Desde o início da guerra no Oriente Médio, o governo federal adotou medidas importantes para ajudar o setor aéreo a enfrentar a atual crise. Além de zerar temporariamente o PIS/Cofins que incide sobre o QAV, prorrogou o prazo de pagamento das taxas aeroportuárias e abriu linhas de crédito para ajudar o fluxo de caixa das companhias. O diretor de Programa da Secretaria Extraordinária da Reforma Tributária do Ministério da Fazenda, João Pedro Machado Nobre, disse que as demandas do setor estão sendo analisadas para que eventuais distorções sejam corrigidas.

Custo da guerra


Na terça-feira (09/06), em outra audiência pública, na Comissão de Defesa do Consumidor (CDC), o presidente da Abear apresentou números que dão a dimensão do impacto da guerra no custo operacional das empresas aéreas.
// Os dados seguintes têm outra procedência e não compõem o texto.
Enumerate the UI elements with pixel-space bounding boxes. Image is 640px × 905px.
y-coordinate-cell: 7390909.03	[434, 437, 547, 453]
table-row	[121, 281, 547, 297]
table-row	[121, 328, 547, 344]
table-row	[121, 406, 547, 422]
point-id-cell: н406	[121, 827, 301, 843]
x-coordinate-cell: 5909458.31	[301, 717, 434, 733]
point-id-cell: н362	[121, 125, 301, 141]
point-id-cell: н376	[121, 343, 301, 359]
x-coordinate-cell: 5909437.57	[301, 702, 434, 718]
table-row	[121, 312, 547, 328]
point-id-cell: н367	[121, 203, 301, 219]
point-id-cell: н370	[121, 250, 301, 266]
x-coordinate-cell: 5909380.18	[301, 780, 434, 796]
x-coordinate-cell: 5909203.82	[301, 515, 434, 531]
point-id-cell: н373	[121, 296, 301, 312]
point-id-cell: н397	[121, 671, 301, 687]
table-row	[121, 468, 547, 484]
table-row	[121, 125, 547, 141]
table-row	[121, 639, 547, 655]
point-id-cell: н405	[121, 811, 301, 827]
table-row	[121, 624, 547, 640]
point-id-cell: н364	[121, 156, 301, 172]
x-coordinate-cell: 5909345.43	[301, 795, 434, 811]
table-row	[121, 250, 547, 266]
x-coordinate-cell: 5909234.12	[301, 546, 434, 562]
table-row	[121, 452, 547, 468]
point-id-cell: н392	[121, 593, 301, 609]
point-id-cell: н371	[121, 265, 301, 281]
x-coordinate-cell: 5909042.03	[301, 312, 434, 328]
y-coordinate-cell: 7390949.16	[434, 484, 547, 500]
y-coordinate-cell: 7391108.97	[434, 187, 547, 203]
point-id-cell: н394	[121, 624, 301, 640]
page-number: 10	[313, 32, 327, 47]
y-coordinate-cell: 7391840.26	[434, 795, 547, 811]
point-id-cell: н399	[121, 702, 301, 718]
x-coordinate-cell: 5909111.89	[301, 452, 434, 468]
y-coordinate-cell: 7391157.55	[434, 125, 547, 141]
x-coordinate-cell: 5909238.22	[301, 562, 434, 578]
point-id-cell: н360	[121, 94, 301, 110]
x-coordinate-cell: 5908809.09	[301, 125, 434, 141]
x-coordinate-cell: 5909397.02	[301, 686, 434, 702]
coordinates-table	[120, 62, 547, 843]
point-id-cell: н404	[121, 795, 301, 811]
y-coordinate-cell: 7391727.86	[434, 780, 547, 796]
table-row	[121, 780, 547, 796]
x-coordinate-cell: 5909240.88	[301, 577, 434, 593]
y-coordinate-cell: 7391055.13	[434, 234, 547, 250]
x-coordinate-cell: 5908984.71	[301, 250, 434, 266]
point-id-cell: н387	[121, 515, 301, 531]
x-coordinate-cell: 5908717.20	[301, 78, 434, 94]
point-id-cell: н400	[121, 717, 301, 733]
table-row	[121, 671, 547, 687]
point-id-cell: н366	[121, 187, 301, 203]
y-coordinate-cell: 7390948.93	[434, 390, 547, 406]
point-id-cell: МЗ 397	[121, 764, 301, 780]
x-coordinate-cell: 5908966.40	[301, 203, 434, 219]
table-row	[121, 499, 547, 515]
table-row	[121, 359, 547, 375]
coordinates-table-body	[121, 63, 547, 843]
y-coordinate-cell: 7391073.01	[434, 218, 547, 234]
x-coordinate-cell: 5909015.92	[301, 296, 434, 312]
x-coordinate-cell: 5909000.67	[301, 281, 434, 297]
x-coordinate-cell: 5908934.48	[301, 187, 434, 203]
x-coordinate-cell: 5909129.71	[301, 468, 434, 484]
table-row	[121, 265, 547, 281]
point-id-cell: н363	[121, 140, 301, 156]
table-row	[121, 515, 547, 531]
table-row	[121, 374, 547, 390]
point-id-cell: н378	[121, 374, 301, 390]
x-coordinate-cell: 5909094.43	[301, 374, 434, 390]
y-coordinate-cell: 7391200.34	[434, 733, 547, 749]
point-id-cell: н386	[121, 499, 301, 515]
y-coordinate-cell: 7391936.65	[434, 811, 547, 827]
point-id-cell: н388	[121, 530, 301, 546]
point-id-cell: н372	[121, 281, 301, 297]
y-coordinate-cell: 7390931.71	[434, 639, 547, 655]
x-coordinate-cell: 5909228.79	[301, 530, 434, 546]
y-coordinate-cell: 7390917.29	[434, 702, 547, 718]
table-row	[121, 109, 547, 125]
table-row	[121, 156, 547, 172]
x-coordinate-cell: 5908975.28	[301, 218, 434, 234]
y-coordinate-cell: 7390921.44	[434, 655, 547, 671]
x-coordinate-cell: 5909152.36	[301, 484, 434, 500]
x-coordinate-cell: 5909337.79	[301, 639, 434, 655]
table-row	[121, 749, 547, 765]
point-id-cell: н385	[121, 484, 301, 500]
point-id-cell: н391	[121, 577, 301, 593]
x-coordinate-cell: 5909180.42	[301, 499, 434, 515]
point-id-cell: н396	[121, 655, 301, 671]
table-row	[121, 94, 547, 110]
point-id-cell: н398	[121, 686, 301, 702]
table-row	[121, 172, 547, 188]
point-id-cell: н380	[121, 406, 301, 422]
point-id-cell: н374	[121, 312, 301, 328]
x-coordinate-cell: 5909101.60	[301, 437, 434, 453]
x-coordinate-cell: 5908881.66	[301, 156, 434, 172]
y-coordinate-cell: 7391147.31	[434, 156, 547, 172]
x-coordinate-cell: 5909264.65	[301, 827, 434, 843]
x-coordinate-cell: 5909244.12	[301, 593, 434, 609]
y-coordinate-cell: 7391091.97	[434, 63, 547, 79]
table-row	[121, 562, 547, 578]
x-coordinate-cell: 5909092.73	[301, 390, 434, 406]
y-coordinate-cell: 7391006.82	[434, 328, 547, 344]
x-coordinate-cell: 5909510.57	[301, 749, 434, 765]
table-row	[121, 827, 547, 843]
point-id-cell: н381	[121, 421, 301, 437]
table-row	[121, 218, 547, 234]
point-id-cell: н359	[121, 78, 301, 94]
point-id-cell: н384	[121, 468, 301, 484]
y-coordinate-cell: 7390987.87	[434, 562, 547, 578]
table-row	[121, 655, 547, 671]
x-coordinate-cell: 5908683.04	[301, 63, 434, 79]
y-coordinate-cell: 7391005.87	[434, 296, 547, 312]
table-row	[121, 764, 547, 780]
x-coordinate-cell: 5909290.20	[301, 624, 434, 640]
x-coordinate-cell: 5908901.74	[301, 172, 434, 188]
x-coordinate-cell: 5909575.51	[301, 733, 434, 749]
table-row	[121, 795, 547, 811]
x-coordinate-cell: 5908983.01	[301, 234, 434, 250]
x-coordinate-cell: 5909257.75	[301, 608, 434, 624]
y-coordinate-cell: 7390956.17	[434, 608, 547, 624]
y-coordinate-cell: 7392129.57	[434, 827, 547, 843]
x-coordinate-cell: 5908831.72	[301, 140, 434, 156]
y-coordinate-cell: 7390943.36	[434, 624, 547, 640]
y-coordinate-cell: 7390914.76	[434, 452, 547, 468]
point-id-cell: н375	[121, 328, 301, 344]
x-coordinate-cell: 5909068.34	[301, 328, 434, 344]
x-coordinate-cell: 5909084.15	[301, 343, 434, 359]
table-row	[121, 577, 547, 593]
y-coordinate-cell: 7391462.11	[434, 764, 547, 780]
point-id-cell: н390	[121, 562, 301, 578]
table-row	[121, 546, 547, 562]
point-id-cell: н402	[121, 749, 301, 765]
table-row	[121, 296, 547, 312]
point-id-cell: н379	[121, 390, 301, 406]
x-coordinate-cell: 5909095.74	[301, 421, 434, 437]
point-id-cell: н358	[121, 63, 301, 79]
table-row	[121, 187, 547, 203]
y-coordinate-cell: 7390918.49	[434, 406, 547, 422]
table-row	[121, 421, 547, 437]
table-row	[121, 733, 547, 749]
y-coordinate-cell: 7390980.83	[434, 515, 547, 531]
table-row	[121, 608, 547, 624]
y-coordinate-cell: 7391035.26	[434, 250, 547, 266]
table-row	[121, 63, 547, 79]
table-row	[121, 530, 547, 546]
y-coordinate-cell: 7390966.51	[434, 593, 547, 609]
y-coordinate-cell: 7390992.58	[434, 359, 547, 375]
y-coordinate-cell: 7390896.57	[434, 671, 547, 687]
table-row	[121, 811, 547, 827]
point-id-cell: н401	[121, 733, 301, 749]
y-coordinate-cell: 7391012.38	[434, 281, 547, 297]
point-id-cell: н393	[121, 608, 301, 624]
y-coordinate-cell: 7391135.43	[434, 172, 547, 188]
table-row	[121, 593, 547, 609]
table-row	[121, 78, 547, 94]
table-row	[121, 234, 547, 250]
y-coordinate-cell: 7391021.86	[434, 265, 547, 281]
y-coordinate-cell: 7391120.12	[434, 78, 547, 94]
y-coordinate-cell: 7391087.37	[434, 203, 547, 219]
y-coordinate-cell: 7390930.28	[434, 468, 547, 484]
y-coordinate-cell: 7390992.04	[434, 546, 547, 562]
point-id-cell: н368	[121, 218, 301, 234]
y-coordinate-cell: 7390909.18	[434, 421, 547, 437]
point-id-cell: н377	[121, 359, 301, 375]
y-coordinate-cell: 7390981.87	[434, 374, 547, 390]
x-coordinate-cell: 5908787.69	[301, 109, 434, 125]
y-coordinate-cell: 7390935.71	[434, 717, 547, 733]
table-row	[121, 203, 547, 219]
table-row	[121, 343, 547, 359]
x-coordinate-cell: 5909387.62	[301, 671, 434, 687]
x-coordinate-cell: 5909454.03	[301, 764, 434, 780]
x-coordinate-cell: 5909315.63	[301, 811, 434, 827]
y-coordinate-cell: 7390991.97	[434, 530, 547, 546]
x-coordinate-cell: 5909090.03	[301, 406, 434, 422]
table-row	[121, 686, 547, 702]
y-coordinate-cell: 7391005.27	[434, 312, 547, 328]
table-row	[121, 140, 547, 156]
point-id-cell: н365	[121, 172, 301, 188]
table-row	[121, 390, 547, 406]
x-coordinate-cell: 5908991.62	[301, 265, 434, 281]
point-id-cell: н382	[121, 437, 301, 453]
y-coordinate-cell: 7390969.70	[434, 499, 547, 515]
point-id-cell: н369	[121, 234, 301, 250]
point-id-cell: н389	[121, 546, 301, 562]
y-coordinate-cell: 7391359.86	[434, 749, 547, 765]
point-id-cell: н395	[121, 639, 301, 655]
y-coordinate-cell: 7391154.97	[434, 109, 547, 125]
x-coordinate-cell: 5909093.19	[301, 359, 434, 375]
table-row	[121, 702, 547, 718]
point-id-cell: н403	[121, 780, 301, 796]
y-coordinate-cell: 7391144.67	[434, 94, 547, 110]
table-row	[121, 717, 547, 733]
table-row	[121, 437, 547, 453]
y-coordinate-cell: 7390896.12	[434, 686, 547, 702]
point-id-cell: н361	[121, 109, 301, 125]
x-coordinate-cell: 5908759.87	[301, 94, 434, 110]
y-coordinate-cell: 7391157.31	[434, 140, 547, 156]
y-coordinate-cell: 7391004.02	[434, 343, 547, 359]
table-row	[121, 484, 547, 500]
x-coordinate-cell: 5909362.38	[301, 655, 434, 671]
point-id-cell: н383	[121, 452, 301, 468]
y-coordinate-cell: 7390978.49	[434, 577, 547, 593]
Nos últimos cem dias, já foi gasto R$3,8 bilhões a mais com combustível do que o previsto antes do conflito. “Somente o valor gasto a mais em maio, cerca de R$1,6 bilhão, representa, por exemplo, o custo do arrendamento de 830 aviões de médio porte. Para se ter uma ideia, hoje nós temos em torno de 500 aviões voando no Brasil. O que pagamos a mais de combustível no mês passado já é mais da metade do que a gente gasta com o leasing da frota atual”, disse Juliano Noman, reforçando que a situação poderia ser ainda pior se o governo não tivesse adotado as medidas de mitigação desse impacto.